Our Centre programming is primarily based on the intentional emergent curriculum, which embraces the interests of the children and is responsive to their curiosity and thinking. Projects are used as a medium to wonder, explore and construct meaning about our community and wider world. Staff plan a suitable program that meets the needs and interests of the children, driven by the interests of the children and based on what they observe about the individual children. They formulate experiences that match the children’s needs, interests and stages of development.
The program is made up of all the activities, learning experiences, routines and staff/child interactions that happen in day care. All these things need to be planned for, carried out and evaluated. Experiences include music, drama, games, storytelling, reading, dance movement, water play and a wide range of creative arts. We provide times for exploratory play and social interaction. Our Program follows the Early Years Learning Framework (which describes the principles, practice and outcomes essential to support and enhance young children’s learning from birth to five years of age, as well as their transition to school), in conjunction with Victorian Early Years Learning and Development Framework: Birth to 8 years (Victorian Framework) as endorsed by the Department Education and Early Childhood Development (DEECD).
Emergent curriculum describes curriculum that develops from exploring what is relevant, interesting and personally meaningful to children. “As Educators, we make choices for children that reflect our values; at the same time we keep our plans open-ended and responsive to children.”
Key features of an Intentional emergent curriculum:
1. Emergent curriculum is not a linear process. An emergent curriculum is constantly evolving in response to children’s changing needs and interests, parental and community interests and concerns, and teachers’ priorities. Each of these key elements shapes the direction for future learning.
2. Emergent curriculum is cyclical. As Educators get to know children and their families, they observe children’s learning, discuss and share ideas with colleagues and families, interact with children and continue to monitor learning progress and document learning. This process is repeated continually.
3. Emergent curriculum is flexible and responsive. Educators plan flexibly with children, as curriculum is constantly evolving in response to children’s interests, building on children’s strengths and needs.
4. Emergent curriculum is collaborative. Emergent curriculum provides opportunities for adults and children to contribute to decision making processes.
5. Emergent curriculum makes children’s learning and Educators thinking visible. Educators document learning with children, colleagues and parents. They engage partners in discussion and reflection about their learning experiences and document learning through a range of tools to make the learning process visible. In the process, Educators own thinking, planning and decision-making is made visible.
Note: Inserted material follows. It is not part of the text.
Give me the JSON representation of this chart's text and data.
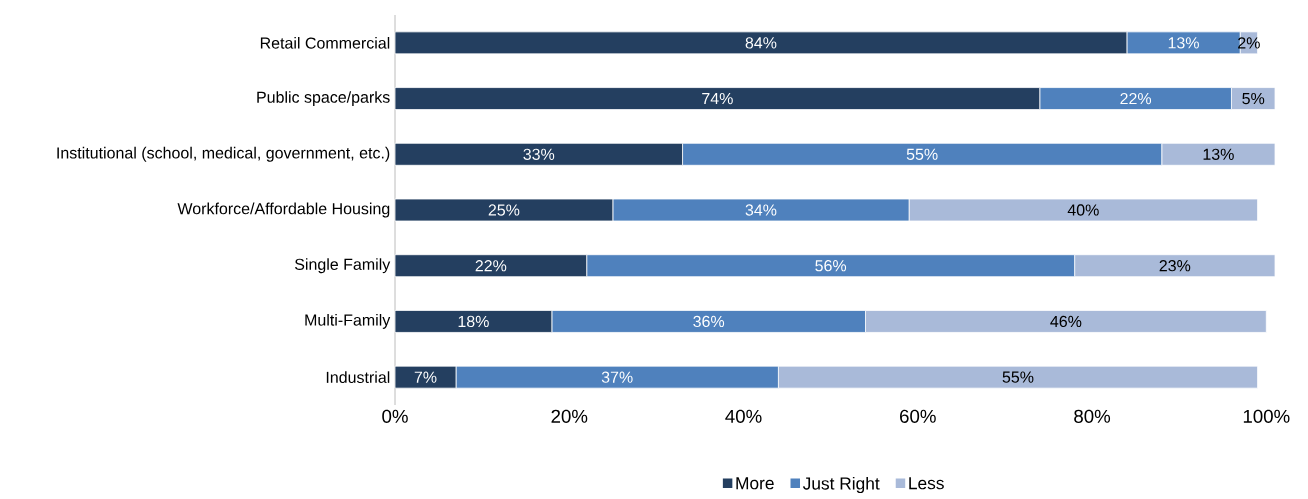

In the childcare setting, planning and recording the learning experiences that develop from children’s interests, passions, strengths and needs, is an important part of educator’s intentional teaching practices. The topics of interest that emerge are often linked to children’s play, their experiences at home, a community event, and priorities that emerge from conversations between children; children and Educators; and Educators, parents and other partners. The benefits of using an intentional emergent curriculum approach to teaching and learning are evident for children, Educators and partners.
We recognise and value the importance of a child’s family and context and strive to work closely with families. Our programming recognises that children need to feel safe and secure in a predictable environment. Programs are flexible and responsive to individual children’s interests and take into consideration children’s emerging sense of autonomy (“I can do it”), well-being and belonging.